I shook my head without explaining that I’d heard little news, big or small, for two months.
“You know the Grateful Dead?” he asked, and I nodded. “Jerry Garcia is dead.”
I stood on a sidewalk in the center of town and bent to see an image of Garcia’s face in psychedelic colors on the front page of the local paper, reading what I could through the newspaper box’s clear plastic window, too broke to spring for a copy. I’d liked several of the Grateful Dead’s songs, but I’d never collected tapes of their live shows or followed them around the country like some of my Deadhead friends had. Kurt Cobain’s death the year before had felt closer to me—his sad and violent end a cautionary tale not only of my generation’s excesses, but of my own as well.
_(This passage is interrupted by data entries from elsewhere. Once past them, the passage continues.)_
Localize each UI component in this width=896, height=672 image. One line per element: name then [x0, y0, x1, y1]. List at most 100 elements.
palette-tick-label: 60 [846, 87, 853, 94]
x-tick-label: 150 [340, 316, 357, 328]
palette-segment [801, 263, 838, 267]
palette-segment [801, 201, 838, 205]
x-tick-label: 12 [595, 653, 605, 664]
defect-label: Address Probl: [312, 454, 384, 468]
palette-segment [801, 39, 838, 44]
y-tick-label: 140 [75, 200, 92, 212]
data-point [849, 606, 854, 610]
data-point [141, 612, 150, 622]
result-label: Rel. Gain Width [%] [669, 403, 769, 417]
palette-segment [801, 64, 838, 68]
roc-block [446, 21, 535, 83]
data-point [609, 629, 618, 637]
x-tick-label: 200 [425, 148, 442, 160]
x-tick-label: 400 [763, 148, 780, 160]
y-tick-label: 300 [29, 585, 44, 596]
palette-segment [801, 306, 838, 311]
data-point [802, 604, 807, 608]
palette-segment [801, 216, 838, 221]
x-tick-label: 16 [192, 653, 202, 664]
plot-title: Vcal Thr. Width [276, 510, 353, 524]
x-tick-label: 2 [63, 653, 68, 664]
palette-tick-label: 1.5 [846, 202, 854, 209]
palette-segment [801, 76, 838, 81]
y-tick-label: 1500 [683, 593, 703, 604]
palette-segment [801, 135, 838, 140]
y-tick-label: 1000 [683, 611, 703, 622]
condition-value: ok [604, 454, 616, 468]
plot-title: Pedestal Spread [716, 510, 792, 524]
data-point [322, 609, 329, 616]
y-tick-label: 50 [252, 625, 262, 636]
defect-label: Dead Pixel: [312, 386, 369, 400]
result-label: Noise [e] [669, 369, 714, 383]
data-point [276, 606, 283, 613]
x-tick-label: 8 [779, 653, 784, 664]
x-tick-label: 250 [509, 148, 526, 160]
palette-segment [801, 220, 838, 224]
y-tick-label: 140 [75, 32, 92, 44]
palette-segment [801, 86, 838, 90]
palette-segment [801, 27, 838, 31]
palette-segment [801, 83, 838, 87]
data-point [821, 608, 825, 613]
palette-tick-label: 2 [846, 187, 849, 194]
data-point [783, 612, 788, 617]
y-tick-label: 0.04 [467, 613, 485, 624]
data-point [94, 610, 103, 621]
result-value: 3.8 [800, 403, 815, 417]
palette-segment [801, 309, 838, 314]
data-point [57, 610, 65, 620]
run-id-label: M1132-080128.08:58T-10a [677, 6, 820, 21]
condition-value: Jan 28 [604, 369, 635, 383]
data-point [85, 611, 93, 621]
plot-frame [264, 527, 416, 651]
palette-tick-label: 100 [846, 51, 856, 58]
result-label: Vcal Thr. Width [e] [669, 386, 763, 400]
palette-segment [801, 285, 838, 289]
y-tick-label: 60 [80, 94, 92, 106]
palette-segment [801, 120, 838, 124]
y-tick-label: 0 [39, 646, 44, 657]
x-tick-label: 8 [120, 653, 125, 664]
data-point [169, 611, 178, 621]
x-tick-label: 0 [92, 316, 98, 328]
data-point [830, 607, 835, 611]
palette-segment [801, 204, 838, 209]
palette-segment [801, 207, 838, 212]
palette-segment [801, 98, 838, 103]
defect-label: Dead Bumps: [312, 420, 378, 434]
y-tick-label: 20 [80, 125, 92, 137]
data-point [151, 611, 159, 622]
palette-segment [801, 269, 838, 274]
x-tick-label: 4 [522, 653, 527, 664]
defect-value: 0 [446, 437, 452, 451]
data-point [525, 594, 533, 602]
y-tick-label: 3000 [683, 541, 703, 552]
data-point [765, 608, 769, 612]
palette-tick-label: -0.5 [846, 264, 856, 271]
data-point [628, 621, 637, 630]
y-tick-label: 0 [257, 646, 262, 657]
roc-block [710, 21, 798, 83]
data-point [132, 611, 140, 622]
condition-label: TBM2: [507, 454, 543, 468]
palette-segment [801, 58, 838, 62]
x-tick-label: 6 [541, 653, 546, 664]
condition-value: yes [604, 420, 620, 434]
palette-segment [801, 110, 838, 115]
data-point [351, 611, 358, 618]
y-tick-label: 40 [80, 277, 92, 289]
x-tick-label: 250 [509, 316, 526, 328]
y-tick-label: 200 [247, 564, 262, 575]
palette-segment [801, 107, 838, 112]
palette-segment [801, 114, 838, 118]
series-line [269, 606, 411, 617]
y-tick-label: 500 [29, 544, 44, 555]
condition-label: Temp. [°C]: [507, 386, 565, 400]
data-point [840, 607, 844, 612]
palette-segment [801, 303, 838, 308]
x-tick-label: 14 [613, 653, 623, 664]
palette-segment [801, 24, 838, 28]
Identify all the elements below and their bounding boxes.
And yet Garcia’s death felt bigger, as if it was the end of not just a moment, but an era that had lasted all of my life.
I walked with Monster on my back a few blocks to the post office, passing homemade signs propped in store windows that said: WE LOVE YOU, JERRY, RIP. The streets were alive with a mix of well-dressed tourists pouring in for the weekend and the radical youth of the lower Pacific Northwest, who congregated in clumps along the sidewalks emitting a more intense vibe than usual because of the news. “Hey,” several of them said to me as I passed, some adding “sister” to the end. They ranged in age from teenager to senior citizen, clad in clothing that placed them somewhere along the hippy/anarchist/punk rock/funked-out artist continuum. I looked just like one of them—hairy, tan, and tattooed; weighed down by all of my possessions—and I smelled like one of them too, only worse, no doubt, since I hadn’t had a proper bath since I’d showered at that campground in Castle Crags when I’d been hungover a couple of weeks before. And yet I felt so outside of them, of everyone, as if I’d landed here from another place and time.
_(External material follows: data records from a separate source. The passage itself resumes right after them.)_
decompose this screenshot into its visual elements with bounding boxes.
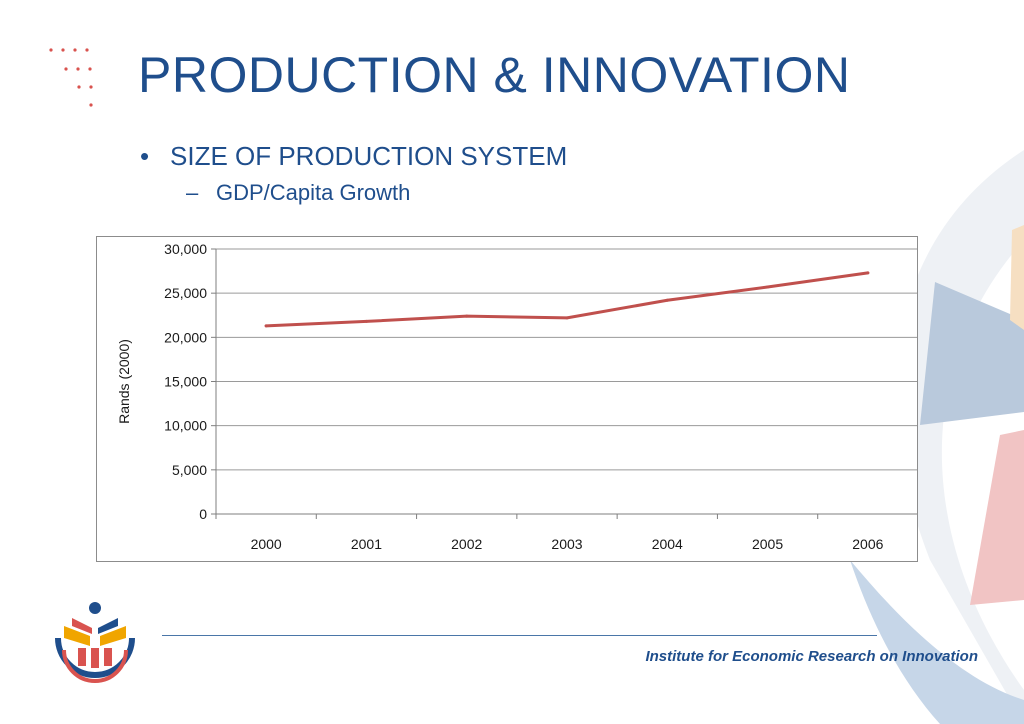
data-point (866, 271, 870, 275)
x-tick-label: 2003 (551, 536, 582, 552)
sub-bullet-text: GDP/Capita Growth (216, 180, 411, 205)
y-tick-label: 15,000 (164, 374, 207, 390)
y-tick-label: 30,000 (164, 241, 207, 257)
y-tick-label: 10,000 (164, 418, 207, 434)
x-tick-label: 2000 (251, 536, 282, 552)
x-tick-label: 2005 (752, 536, 783, 552)
slide-title: PRODUCTION & INNOVATION (138, 47, 851, 103)
data-point (465, 314, 469, 318)
x-tick-label: 2004 (652, 536, 683, 552)
data-point (364, 319, 368, 323)
footer-divider (162, 635, 877, 636)
data-point (665, 298, 669, 302)
bullet-text: SIZE OF PRODUCTION SYSTEM (170, 141, 568, 171)
dot-pattern-icon (49, 48, 93, 107)
chart-frame: 0 5,000 10,000 15,000 20,000 25,000 30,000 2000… (96, 236, 918, 562)
sub-bullet-item: – GDP/Capita Growth (186, 180, 410, 206)
line-chart: 0 5,000 10,000 15,000 20,000 25,000 30,000 2000… (116, 241, 917, 552)
y-tick-label: 0 (199, 506, 207, 522)
bullet-icon: • (140, 141, 150, 171)
footer-institution: Institute for Economic Research on Innov… (645, 648, 978, 665)
x-tick-label: 2006 (852, 536, 883, 552)
bullet-item: • SIZE OF PRODUCTION SYSTEM (140, 141, 567, 172)
y-tick-label: 20,000 (164, 329, 207, 345)
institute-logo (55, 602, 135, 683)
y-tick-label: 25,000 (164, 285, 207, 301)
dash-icon: – (186, 180, 199, 205)
data-point (565, 316, 569, 320)
data-point (264, 324, 268, 328)
x-tick-label: 2002 (451, 536, 482, 552)
y-tick-label: 5,000 (172, 462, 207, 478)
y-axis-label: Rands (2000) (116, 339, 132, 424)
x-tick-label: 2001 (351, 536, 382, 552)
data-point (766, 285, 770, 289)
“Hey!” I exclaimed with surprise when I passed one of the quiet men who’d been in the truck that had pulled up at Toad Lake, where Stacy and I had been searching for the Rainbow Gathering, but he replied with a stony nod, not seeming to remember me.
I reached the post office and pushed its doors open, grinning with anticipation, but when I gave the woman behind the counter my name, she returned with only a small padded envelope addressed to me. No box. No box within the box. No Levi’s or black lace bra or $250 in traveler’s checks or the food I needed to hike to my next stop at Crater Lake National Park.
“There should be a box for me,” I said, holding the little padded envelope.
“You’ll have to check back tomorrow,” the woman said without concern.
“Are you sure?” I stammered. “I mean … It should definitely be there.”
The woman only shook her head unsympathetically. She cared nothing for me. I was a dirty, smelly radical youth of the lower Pacific Northwest. “Next,” she said, signaling to the man standing at the head of the line.